The standard way to allocate workers to handle worker jobs is much like the way application servers are determined — how many worker servers will be needed to handle average-peak loads. The usage and cost of a worker system, however, doesn’t correlate well to the usage and cost of application servers. Most companies, especially those using self-managed worker queues, will over allocate their worker infrastructure so as to address peak needs. (Worker jobs don’t lend themselves well to on-demand server deployment and so worker servers are often idled for a good portion of time.)
The typical worker allocation mechanism — how many application servers and how many worker servers — doesn’t map to what’s needed for agile and efficient background processing. When it comes to workers, it’s about the jobs, specifically the number of jobs and the average duration, and not the servers. Utilization pricing for app servers is based on the hour. Utilization pricing for workers needs to be based on much less granularity, which in the case of SimpleWorker, is in seconds.
With an efficient and scalable worker system, the jobs can be distributed across a virtual worker farm — even running jobs in parallel — all the while distributing the cost and overhead of the servers. Efficiencies of scale can be achieved with a good central worker system that’s elastic, scalable, and can accommodate different job priorities.
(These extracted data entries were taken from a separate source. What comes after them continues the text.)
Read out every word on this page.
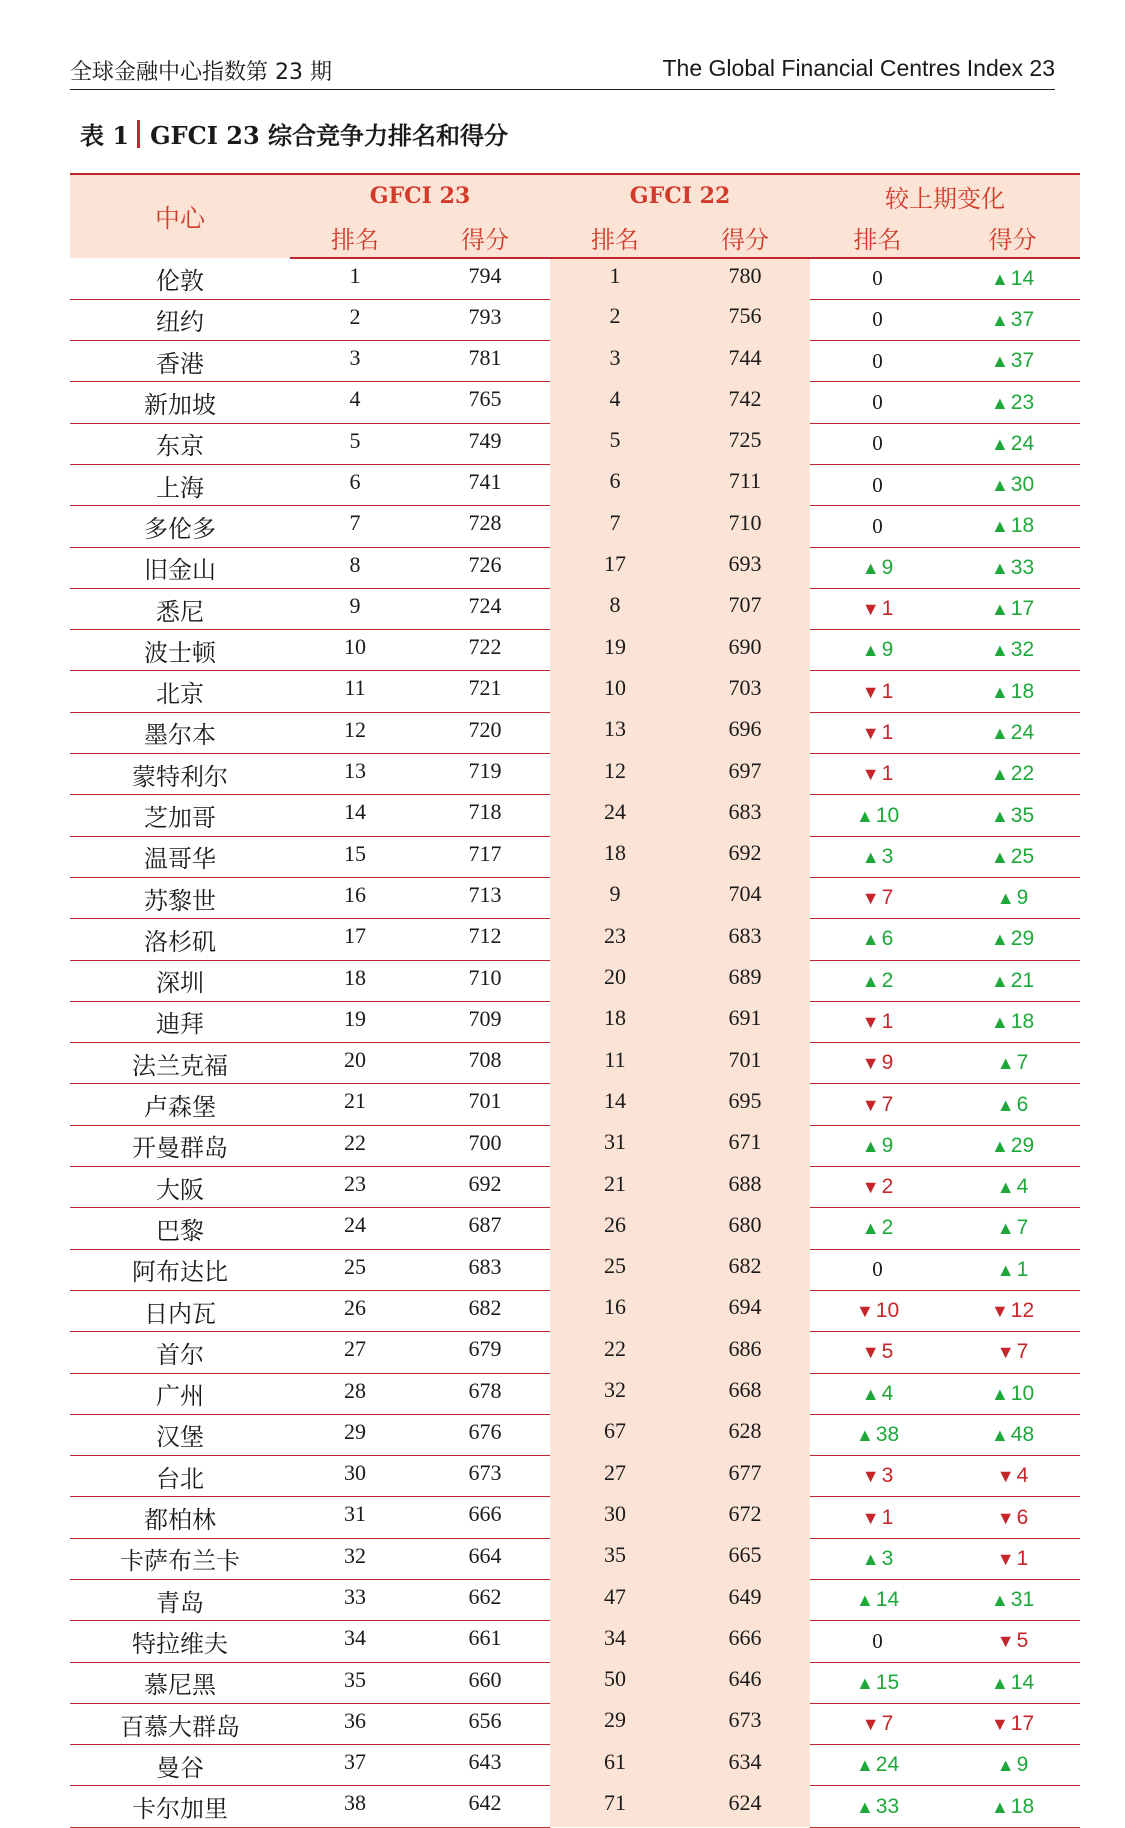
全球金融中心指数第 23 期	The Global Financial Centres Index 23
表 1 GFCI 23 综合竞争力排名和得分
中心	GFCI 23		GFCI 22		较上期变化	
	排名	得分	排名	得分	排名	得分
伦敦	1	794	1	780	0	▲14
纽约	2	793	2	756	0	▲37
香港	3	781	3	744	0	▲37
新加坡	4	765	4	742	0	▲23
东京	5	749	5	725	0	▲24
上海	6	741	6	711	0	▲30
多伦多	7	728	7	710	0	▲18
旧金山	8	726	17	693	▲9	▲33
悉尼	9	724	8	707	▼1	▲17
波士顿	10	722	19	690	▲9	▲32
北京	11	721	10	703	▼1	▲18
墨尔本	12	720	13	696	▼1	▲24
蒙特利尔	13	719	12	697	▼1	▲22
芝加哥	14	718	24	683	▲10	▲35
温哥华	15	717	18	692	▲3	▲25
苏黎世	16	713	9	704	▼7	▲9
洛杉矶	17	712	23	683	▲6	▲29
深圳	18	710	20	689	▲2	▲21
迪拜	19	709	18	691	▼1	▲18
法兰克福	20	708	11	701	▼9	▲7
卢森堡	21	701	14	695	▼7	▲6
开曼群岛	22	700	31	671	▲9	▲29
大阪	23	692	21	688	▼2	▲4
巴黎	24	687	26	680	▲2	▲7
阿布达比	25	683	25	682	0	▲1
日内瓦	26	682	16	694	▼10	▼12
首尔	27	679	22	686	▼5	▼7
广州	28	678	32	668	▲4	▲10
汉堡	29	676	67	628	▲38	▲48
台北	30	673	27	677	▼3	▼4
都柏林	31	666	30	672	▼1	▼6
卡萨布兰卡	32	664	35	665	▲3	▼1
青岛	33	662	47	649	▲14	▲31
特拉维夫	34	661	34	666	0	▼5
慕尼黑	35	660	50	646	▲15	▲14
百慕大群岛	36	656	29	673	▼7	▼17
曼谷	37	643	61	634	▲24	▲9
卡尔加里	38	642	71	624	▲33	▲18
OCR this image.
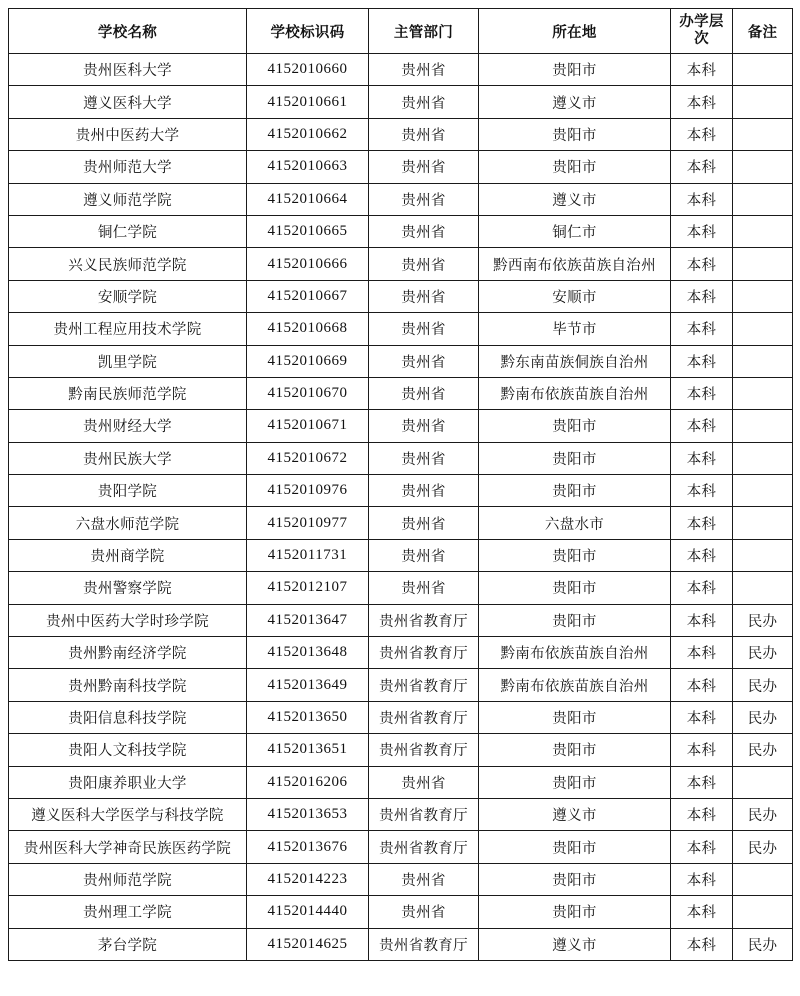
学校名称	学校标识码	主管部门	所在地	办学层次	备注
贵州医科大学	4152010660	贵州省	贵阳市	本科	
遵义医科大学	4152010661	贵州省	遵义市	本科	
贵州中医药大学	4152010662	贵州省	贵阳市	本科	
贵州师范大学	4152010663	贵州省	贵阳市	本科	
遵义师范学院	4152010664	贵州省	遵义市	本科	
铜仁学院	4152010665	贵州省	铜仁市	本科	
兴义民族师范学院	4152010666	贵州省	黔西南布依族苗族自治州	本科	
安顺学院	4152010667	贵州省	安顺市	本科	
贵州工程应用技术学院	4152010668	贵州省	毕节市	本科	
凯里学院	4152010669	贵州省	黔东南苗族侗族自治州	本科	
黔南民族师范学院	4152010670	贵州省	黔南布依族苗族自治州	本科	
贵州财经大学	4152010671	贵州省	贵阳市	本科	
贵州民族大学	4152010672	贵州省	贵阳市	本科	
贵阳学院	4152010976	贵州省	贵阳市	本科	
六盘水师范学院	4152010977	贵州省	六盘水市	本科	
贵州商学院	4152011731	贵州省	贵阳市	本科	
贵州警察学院	4152012107	贵州省	贵阳市	本科	
贵州中医药大学时珍学院	4152013647	贵州省教育厅	贵阳市	本科	民办
贵州黔南经济学院	4152013648	贵州省教育厅	黔南布依族苗族自治州	本科	民办
贵州黔南科技学院	4152013649	贵州省教育厅	黔南布依族苗族自治州	本科	民办
贵阳信息科技学院	4152013650	贵州省教育厅	贵阳市	本科	民办
贵阳人文科技学院	4152013651	贵州省教育厅	贵阳市	本科	民办
贵阳康养职业大学	4152016206	贵州省	贵阳市	本科	
遵义医科大学医学与科技学院	4152013653	贵州省教育厅	遵义市	本科	民办
贵州医科大学神奇民族医药学院	4152013676	贵州省教育厅	贵阳市	本科	民办
贵州师范学院	4152014223	贵州省	贵阳市	本科	
贵州理工学院	4152014440	贵州省	贵阳市	本科	
茅台学院	4152014625	贵州省教育厅	遵义市	本科	民办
One that is able to analyze current and historic job queues to better anticipate server needs.
With a different form of pricing and a more efficient way of scheduling, worker queue operating costs drop. (We calculate at least 3-5x for self-managed queues.) Reduced operating cost, though, is only a fraction of the benefits of a cloud-based worker system. The gain in speed and agility can far surpass the cost savings. Add in the cost savings and time gained by not having to develop or manage a worker queue and a cloud-based worker server is clear win. Which is what we’re hearing more and more from people using the service.